Pengampunan yang dituntut oleh Allah bukan hanya pengampunan yang dangkal, namun pengampunan dengan segenap hati, yang berarti harus dilakukan dengan sungguh-sungguh. Yesus meminta kita mengampuni seperti perumpamaan raja yang murah hati dalam membebaskan hamba yang berhutang banyak kepadanya. Yesus mengajarkan bahwa sikap keikhlasan untuk selalu mau mengampuni sesama kita, sekiranya menjadi tolok ukur dan karakter khas sebagai murid-Nya. Kalau kita tidak mau mengampuni orang lain, maka kita pun tak akan mendapatkan pengampunan dari Tuhan. Dengan demikian, hidup kita pun akan tetap mengalami sakit. Hati yang sakit itu bagaikan bangunan yang bisa runtuh karena dimakan ngengat atau pergantian cuaca yang ekstrem, karena ketahanan diri semakin melemah.

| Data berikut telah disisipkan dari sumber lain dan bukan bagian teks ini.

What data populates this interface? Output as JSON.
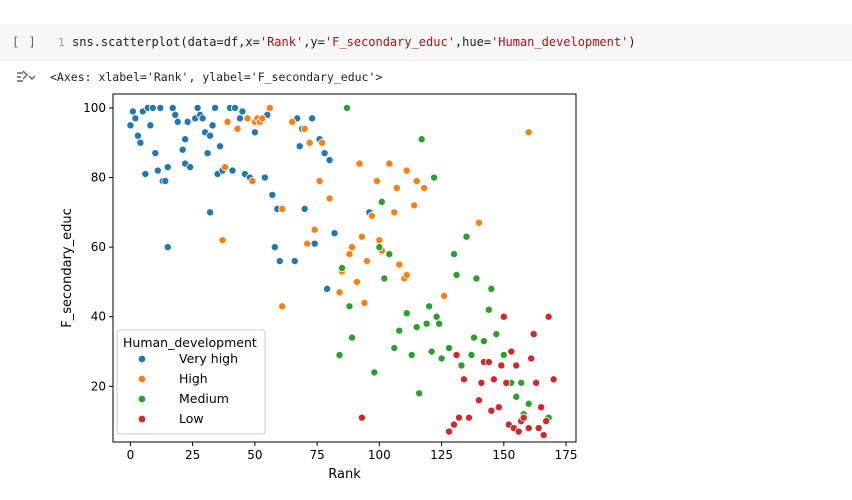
{
  "cell": {
    "run_indicator": "[ ]",
    "line_number": "1",
    "code_prefix": "sns.scatterplot(data=df,x=",
    "code_x": "'Rank'",
    "code_mid1": ",y=",
    "code_y": "'F_secondary_educ'",
    "code_mid2": ",hue=",
    "code_hue": "'Human_development'",
    "code_suffix": ")"
  },
  "output": {
    "icon": "output-toggle-icon",
    "text": "<Axes: xlabel='Rank', ylabel='F_secondary_educ'>"
  },
  "chart_data": {
    "type": "scatter",
    "title": "",
    "xlabel": "Rank",
    "ylabel": "F_secondary_educ",
    "xlim": [
      -7,
      179
    ],
    "ylim": [
      4,
      104
    ],
    "xticks": [
      0,
      25,
      50,
      75,
      100,
      125,
      150,
      175
    ],
    "yticks": [
      20,
      40,
      60,
      80,
      100
    ],
    "grid": false,
    "legend": {
      "title": "Human_development",
      "placement": "lower-left"
    },
    "series": [
      {
        "name": "Very high",
        "color": "#1f77b4",
        "points": [
          [
            0,
            95
          ],
          [
            1,
            99
          ],
          [
            2,
            97
          ],
          [
            3,
            92
          ],
          [
            4,
            90
          ],
          [
            5,
            99
          ],
          [
            6,
            81
          ],
          [
            7,
            100
          ],
          [
            8,
            95
          ],
          [
            9,
            100
          ],
          [
            10,
            87
          ],
          [
            11,
            82
          ],
          [
            12,
            100
          ],
          [
            13,
            79
          ],
          [
            14,
            79
          ],
          [
            15,
            60
          ],
          [
            15,
            83
          ],
          [
            17,
            100
          ],
          [
            18,
            98
          ],
          [
            19,
            96
          ],
          [
            21,
            88
          ],
          [
            22,
            84
          ],
          [
            22,
            91
          ],
          [
            23,
            96
          ],
          [
            24,
            83
          ],
          [
            26,
            97
          ],
          [
            27,
            100
          ],
          [
            28,
            98
          ],
          [
            29,
            97
          ],
          [
            30,
            93
          ],
          [
            31,
            87
          ],
          [
            32,
            70
          ],
          [
            32,
            92
          ],
          [
            33,
            95
          ],
          [
            34,
            100
          ],
          [
            35,
            81
          ],
          [
            36,
            89
          ],
          [
            37,
            82
          ],
          [
            40,
            100
          ],
          [
            41,
            82
          ],
          [
            42,
            100
          ],
          [
            44,
            97
          ],
          [
            45,
            99
          ],
          [
            46,
            81
          ],
          [
            48,
            80
          ],
          [
            50,
            93
          ],
          [
            54,
            80
          ],
          [
            55,
            98
          ],
          [
            57,
            75
          ],
          [
            58,
            60
          ],
          [
            59,
            71
          ],
          [
            60,
            56
          ],
          [
            66,
            56
          ],
          [
            67,
            97
          ],
          [
            68,
            89
          ],
          [
            69,
            94
          ],
          [
            70,
            71
          ],
          [
            73,
            97
          ],
          [
            74,
            61
          ],
          [
            76,
            91
          ],
          [
            78,
            87
          ],
          [
            80,
            85
          ],
          [
            82,
            64
          ],
          [
            79,
            48
          ],
          [
            96,
            70
          ]
        ]
      },
      {
        "name": "High",
        "color": "#ff7f0e",
        "points": [
          [
            37,
            62
          ],
          [
            38,
            83
          ],
          [
            39,
            96
          ],
          [
            43,
            94
          ],
          [
            47,
            97
          ],
          [
            49,
            79
          ],
          [
            50,
            96
          ],
          [
            51,
            97
          ],
          [
            52,
            96
          ],
          [
            53,
            97
          ],
          [
            56,
            100
          ],
          [
            61,
            71
          ],
          [
            61,
            43
          ],
          [
            65,
            96
          ],
          [
            70,
            94
          ],
          [
            71,
            61
          ],
          [
            72,
            90
          ],
          [
            74,
            65
          ],
          [
            76,
            79
          ],
          [
            77,
            90
          ],
          [
            80,
            74
          ],
          [
            84,
            47
          ],
          [
            85,
            53
          ],
          [
            88,
            58
          ],
          [
            89,
            60
          ],
          [
            91,
            50
          ],
          [
            92,
            84
          ],
          [
            93,
            63
          ],
          [
            94,
            44
          ],
          [
            95,
            56
          ],
          [
            97,
            69
          ],
          [
            99,
            79
          ],
          [
            100,
            62
          ],
          [
            101,
            59
          ],
          [
            104,
            84
          ],
          [
            106,
            70
          ],
          [
            107,
            77
          ],
          [
            108,
            55
          ],
          [
            110,
            51
          ],
          [
            111,
            52
          ],
          [
            111,
            82
          ],
          [
            114,
            72
          ],
          [
            115,
            79
          ],
          [
            118,
            77
          ],
          [
            126,
            46
          ],
          [
            140,
            67
          ],
          [
            160,
            93
          ]
        ]
      },
      {
        "name": "Medium",
        "color": "#2ca02c",
        "points": [
          [
            84,
            29
          ],
          [
            85,
            54
          ],
          [
            87,
            100
          ],
          [
            88,
            43
          ],
          [
            89,
            34
          ],
          [
            98,
            24
          ],
          [
            100,
            60
          ],
          [
            101,
            73
          ],
          [
            102,
            51
          ],
          [
            104,
            58
          ],
          [
            106,
            31
          ],
          [
            108,
            36
          ],
          [
            111,
            41
          ],
          [
            113,
            29
          ],
          [
            115,
            37
          ],
          [
            116,
            18
          ],
          [
            117,
            91
          ],
          [
            119,
            38
          ],
          [
            120,
            43
          ],
          [
            121,
            30
          ],
          [
            122,
            80
          ],
          [
            123,
            40
          ],
          [
            124,
            38
          ],
          [
            125,
            28
          ],
          [
            128,
            31
          ],
          [
            130,
            58
          ],
          [
            131,
            52
          ],
          [
            133,
            26
          ],
          [
            135,
            63
          ],
          [
            137,
            29
          ],
          [
            138,
            34
          ],
          [
            139,
            51
          ],
          [
            142,
            33
          ],
          [
            144,
            42
          ],
          [
            145,
            48
          ],
          [
            147,
            35
          ],
          [
            150,
            29
          ],
          [
            153,
            21
          ],
          [
            155,
            17
          ],
          [
            157,
            21
          ],
          [
            158,
            12
          ],
          [
            160,
            15
          ],
          [
            168,
            11
          ]
        ]
      },
      {
        "name": "Low",
        "color": "#d62728",
        "points": [
          [
            93,
            11
          ],
          [
            128,
            7
          ],
          [
            130,
            9
          ],
          [
            131,
            29
          ],
          [
            132,
            11
          ],
          [
            134,
            22
          ],
          [
            136,
            11
          ],
          [
            140,
            16
          ],
          [
            141,
            21
          ],
          [
            142,
            27
          ],
          [
            144,
            27
          ],
          [
            145,
            13
          ],
          [
            146,
            22
          ],
          [
            148,
            14
          ],
          [
            149,
            26
          ],
          [
            150,
            40
          ],
          [
            151,
            21
          ],
          [
            152,
            9
          ],
          [
            153,
            30
          ],
          [
            154,
            8
          ],
          [
            155,
            26
          ],
          [
            156,
            7
          ],
          [
            157,
            10
          ],
          [
            158,
            11
          ],
          [
            160,
            8
          ],
          [
            161,
            28
          ],
          [
            162,
            35
          ],
          [
            163,
            21
          ],
          [
            164,
            8
          ],
          [
            165,
            14
          ],
          [
            166,
            6
          ],
          [
            167,
            10
          ],
          [
            168,
            40
          ],
          [
            170,
            22
          ]
        ]
      }
    ]
  }
}
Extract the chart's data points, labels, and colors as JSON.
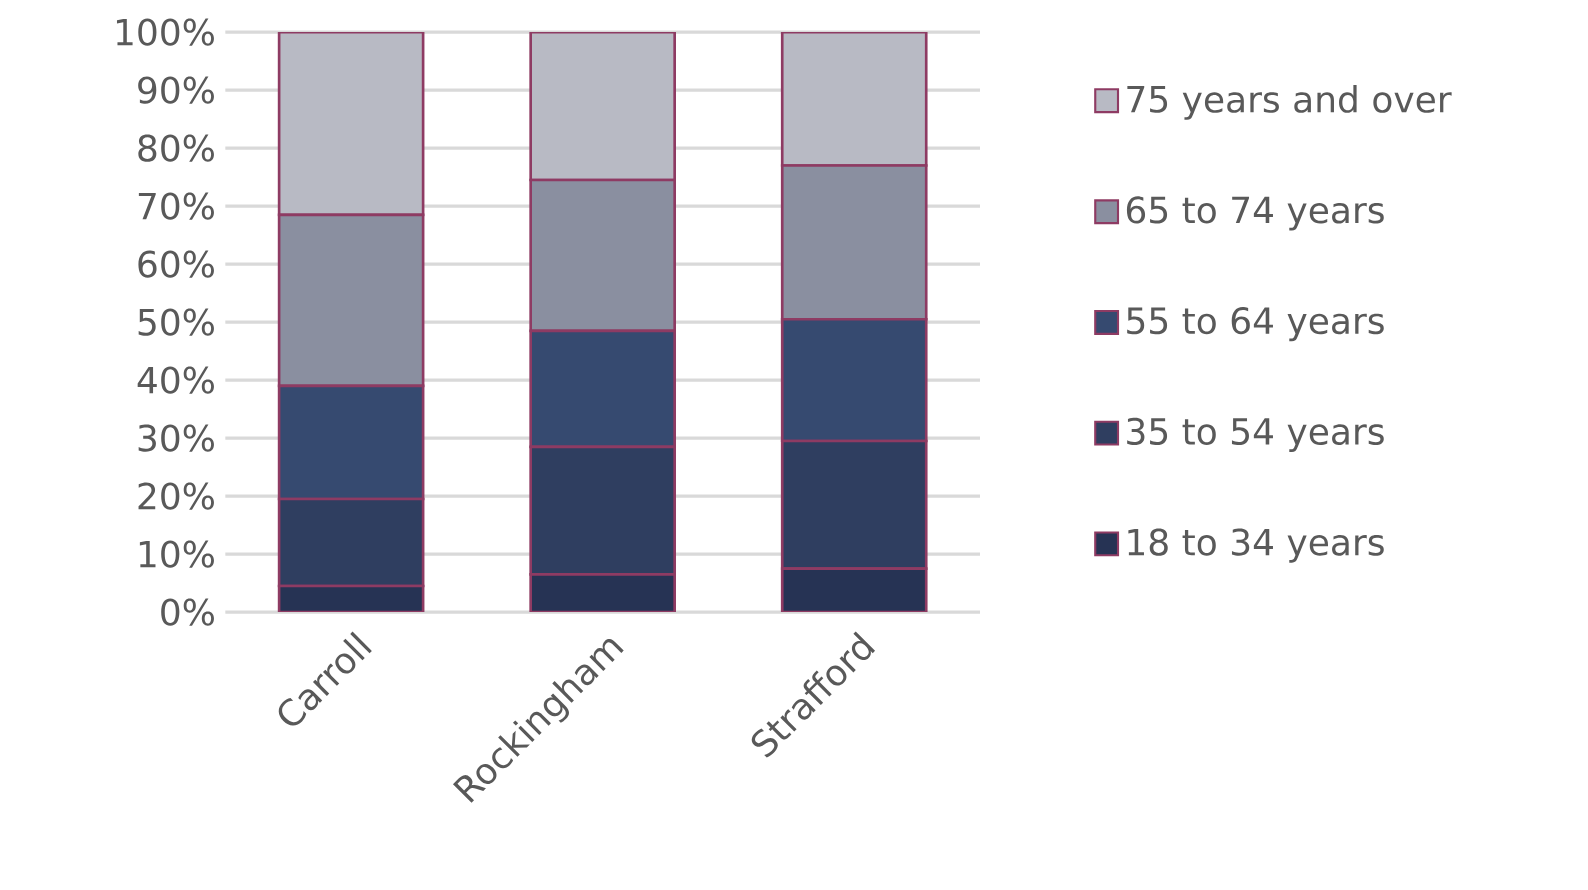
{
  "chart_data": {
    "type": "bar",
    "stacked": true,
    "categories": [
      "Carroll",
      "Rockingham",
      "Strafford"
    ],
    "series": [
      {
        "name": "18 to 34 years",
        "color": "#263354",
        "values": [
          4.5,
          6.5,
          7.5
        ]
      },
      {
        "name": "35 to 54 years",
        "color": "#2f3e60",
        "values": [
          15,
          22,
          22
        ]
      },
      {
        "name": "55 to 64 years",
        "color": "#364a70",
        "values": [
          19.5,
          20,
          21
        ]
      },
      {
        "name": "65 to 74 years",
        "color": "#8a8fa0",
        "values": [
          29.5,
          26,
          26.5
        ]
      },
      {
        "name": "75 years and over",
        "color": "#b8bac4",
        "values": [
          31.5,
          25.5,
          23
        ]
      }
    ],
    "ylim": [
      0,
      100
    ],
    "yticks": [
      {
        "value": 0,
        "label": "0%"
      },
      {
        "value": 10,
        "label": "10%"
      },
      {
        "value": 20,
        "label": "20%"
      },
      {
        "value": 30,
        "label": "30%"
      },
      {
        "value": 40,
        "label": "40%"
      },
      {
        "value": 50,
        "label": "50%"
      },
      {
        "value": 60,
        "label": "60%"
      },
      {
        "value": 70,
        "label": "70%"
      },
      {
        "value": 80,
        "label": "80%"
      },
      {
        "value": 90,
        "label": "90%"
      },
      {
        "value": 100,
        "label": "100%"
      }
    ],
    "grid": "y",
    "legend": "right"
  }
}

Tuhan tidak menghukum, melainkan mengampuni: “Bagaimana tidak Aku akan sayang kepada Niniwe, kota yang besar itu, yang berpenduduk lebih dari seratus dua puluh ribu orang, yang semuanya tak tahu membedakan tangan kanan dari tangan kiri, dengan ternaknya yang banyak?” (Yun. 4:11). Kasih Allah yang sejati, juga tampak dalam diri Yesus yang senantiasa mengampuni, bukan menghukum. Peristiwa kasih dan pengampunan Allah ini banyak diceritakan dalam Injil. Yesus mengajarkan dan melakukannya secara nyata. Ia mengasihi orang berdosa dan meminta mereka untuk bertobat, agar tidak melakukan perbuatan dosa lagi. Itulah kasih Allah yang sejati, tidak menghukum melainkan mengampuni.
Sebagai anak-anak Allah, kita harus berani tampil beda. Jika kita melihat bagaimana kehidupan dan ajaran Yesus, mungkin kita akan melihat ajaran yang selalu bertolak belakang dengan prinsip dunia. Di sinilah Yesus inginkan agar kita menemukan apa yg menjadi nilai prinsip dasar ajaran-Nya. Dalam setiap tindakan-Nya, Yesus selalu menampilkan kasih. Kasih selalu akan membuahkan damai, sukacita dan keselamatan (bdk. Gal 5:22).
Maukah kita tampil beda? Menjadi anak-anak Allah dengan tindakan kasih yang nyata, dengan mau mengampuni?
Sr. Felisia Ketut, M.C.
1 Comment
Chatarina Suci A.
Maknanya sangat mendalam karena kata *mengampuni* tidak hanya sekedar diucap dibibir saja akan tetapi harus seiring keikhlasan hati yang paling dalam.